La televisión mantiene a la
conciencia encerrada dentro de sus propios canales rígidos, una
pequeña fracción del campo natural de información. A causa de la
televisión creemos que sabemos más, pero sabemos menos.
Nos mete aún más adentro de
una realidad artificial ya predominante. Empeora la pérdida de
comprensión personal y el acaparamiento de toda la información en
manos de una élite tecno-científico-industrial.
La tecnología de la televisión
es intrínsecamente antidemocrática. Debido a su costo, y al tipo
limitado de información que puede emitir, a la forma en que modifica
a la gente, y al hecho de que unos pocos hablen mientras millones
absorben.
La televisión ayuda a crear las
condiciones sociales que conducen a la autocracia; también crea las
apropiadas pautas mentales para eso y simultáneamente embota la
conciencia de lo que está sucediendo.
Como
sostenía Jerry Mander, la televisión mediatiza nuestra experiencia
y consigue que millones escuchen a uno solo (o a unos pocos bien
organizados); y que esa muchedumbre televidente participe de un
«hecho común» pero totalmente aislados los unos de los otros. La
base ideológica de la televisión es: un emisor organizado y
millones de receptores aislados y pasivos. Nos acerca lo
lejano y aleja lo cercano (Neil Postman dixit).

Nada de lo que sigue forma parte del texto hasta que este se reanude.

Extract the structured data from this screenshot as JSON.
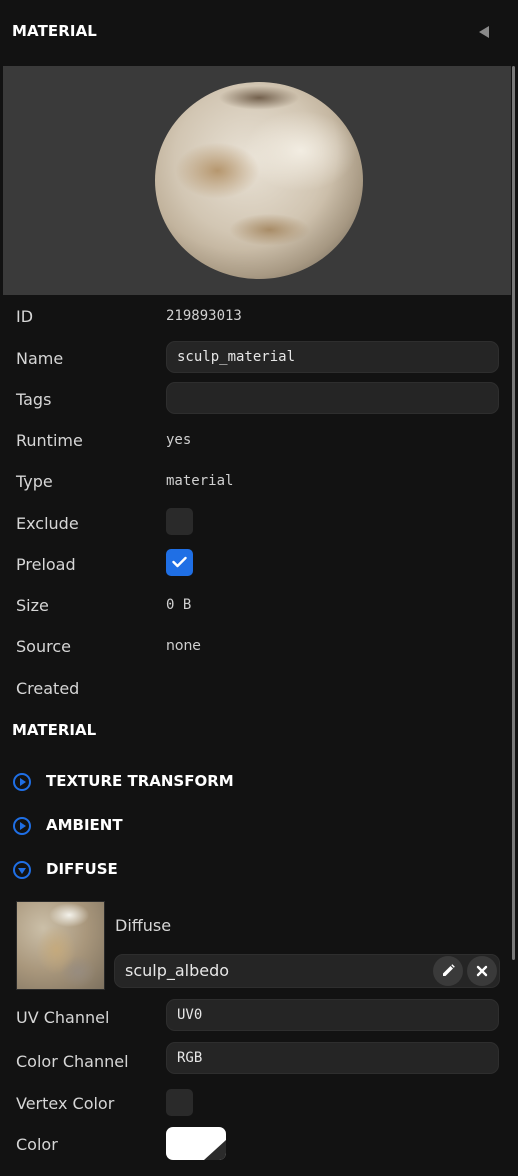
{
  "header": {
    "title": "MATERIAL"
  },
  "properties": {
    "id": {
      "label": "ID",
      "value": "219893013"
    },
    "name": {
      "label": "Name",
      "value": "sculp_material"
    },
    "tags": {
      "label": "Tags",
      "value": ""
    },
    "runtime": {
      "label": "Runtime",
      "value": "yes"
    },
    "type": {
      "label": "Type",
      "value": "material"
    },
    "exclude": {
      "label": "Exclude",
      "checked": false
    },
    "preload": {
      "label": "Preload",
      "checked": true
    },
    "size": {
      "label": "Size",
      "value": "0 B"
    },
    "source": {
      "label": "Source",
      "value": "none"
    },
    "created": {
      "label": "Created",
      "value": ""
    }
  },
  "material_section": {
    "title": "MATERIAL",
    "groups": [
      {
        "label": "TEXTURE TRANSFORM",
        "expanded": false
      },
      {
        "label": "AMBIENT",
        "expanded": false
      },
      {
        "label": "DIFFUSE",
        "expanded": true
      }
    ]
  },
  "diffuse": {
    "texture_label": "Diffuse",
    "texture_name": "sculp_albedo",
    "uv_channel": {
      "label": "UV Channel",
      "value": "UV0"
    },
    "color_channel": {
      "label": "Color Channel",
      "value": "RGB"
    },
    "vertex_color": {
      "label": "Vertex Color",
      "checked": false
    },
    "color": {
      "label": "Color",
      "value": "#ffffff"
    }
  },
  "colors": {
    "accent": "#1f6fe5",
    "background": "#121212"
  }
}
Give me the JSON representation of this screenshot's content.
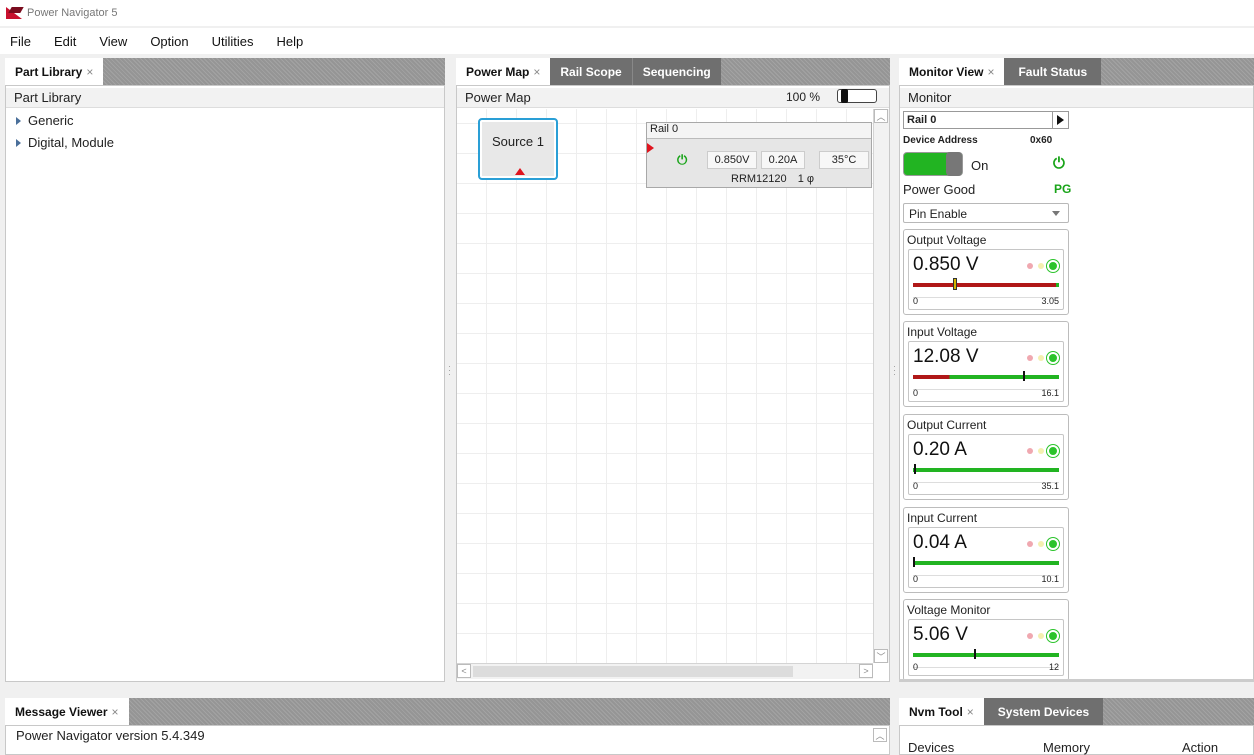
{
  "app": {
    "title": "Power Navigator 5"
  },
  "menu": [
    "File",
    "Edit",
    "View",
    "Option",
    "Utilities",
    "Help"
  ],
  "part_library": {
    "tab": "Part Library",
    "header": "Part Library",
    "items": [
      "Generic",
      "Digital, Module"
    ]
  },
  "center_tabs": [
    "Power Map",
    "Rail Scope",
    "Sequencing"
  ],
  "power_map": {
    "header": "Power Map",
    "zoom": "100 %",
    "source_label": "Source 1",
    "rail": {
      "title": "Rail 0",
      "voltage": "0.850V",
      "current": "0.20A",
      "temperature": "35°C",
      "part": "RRM12120",
      "phase": "1 φ"
    }
  },
  "right_tabs": [
    "Monitor View",
    "Fault Status"
  ],
  "monitor": {
    "header": "Monitor",
    "rail_name": "Rail 0",
    "device_address_label": "Device Address",
    "device_address": "0x60",
    "on_label": "On",
    "power_good_label": "Power Good",
    "power_good_value": "PG",
    "enable_select": "Pin Enable",
    "cards": [
      {
        "title": "Output Voltage",
        "value": "0.850 V",
        "min": "0",
        "max": "3.05",
        "level": 0.28,
        "red_split": 0.25,
        "bar_style": "red-with-green-tail"
      },
      {
        "title": "Input Voltage",
        "value": "12.08 V",
        "min": "0",
        "max": "16.1",
        "level": 0.75,
        "red_split": 0.25,
        "bar_style": "red-green"
      },
      {
        "title": "Output Current",
        "value": "0.20 A",
        "min": "0",
        "max": "35.1",
        "level": 0.01,
        "bar_style": "green"
      },
      {
        "title": "Input Current",
        "value": "0.04 A",
        "min": "0",
        "max": "10.1",
        "level": 0.0,
        "bar_style": "green"
      },
      {
        "title": "Voltage Monitor",
        "value": "5.06 V",
        "min": "0",
        "max": "12",
        "level": 0.42,
        "bar_style": "green"
      }
    ],
    "colors": {
      "red": "#b01818",
      "green": "#22b422"
    }
  },
  "message_viewer": {
    "tab": "Message Viewer",
    "lines": [
      "Power Navigator version 5.4.349"
    ]
  },
  "bottom_right_tabs": [
    "Nvm Tool",
    "System Devices"
  ],
  "nvm_columns": [
    "Devices",
    "Memory",
    "Action"
  ]
}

Y al mismo tiempo nos ofrece una visión disminuida del mundo y
siempre tendenciosa, porque privilegia ciertos contenidos que pueden
ser televisados y
excluye la mayoría, que no lo son. No es una cuestión de
«programación de contenidos»; la imagen televisiva refleja mucho
mejor lo inerte, por eso los objetos comerciales se adaptan mejor a
su formato. Mejor la acción que la reflexión, el entorno artificial
que el natural, mucho mejor la violencia que el diálogo, más
exitosa la competición que la cooperación. La televisión, en fin,
enfría la experiencia, la aisla y la disminuye, y trata de sustituir
la realidad por una versión chata e insulsa de ésta.
Y
no se trata de que la televisión haya creado un «mundo paralelo»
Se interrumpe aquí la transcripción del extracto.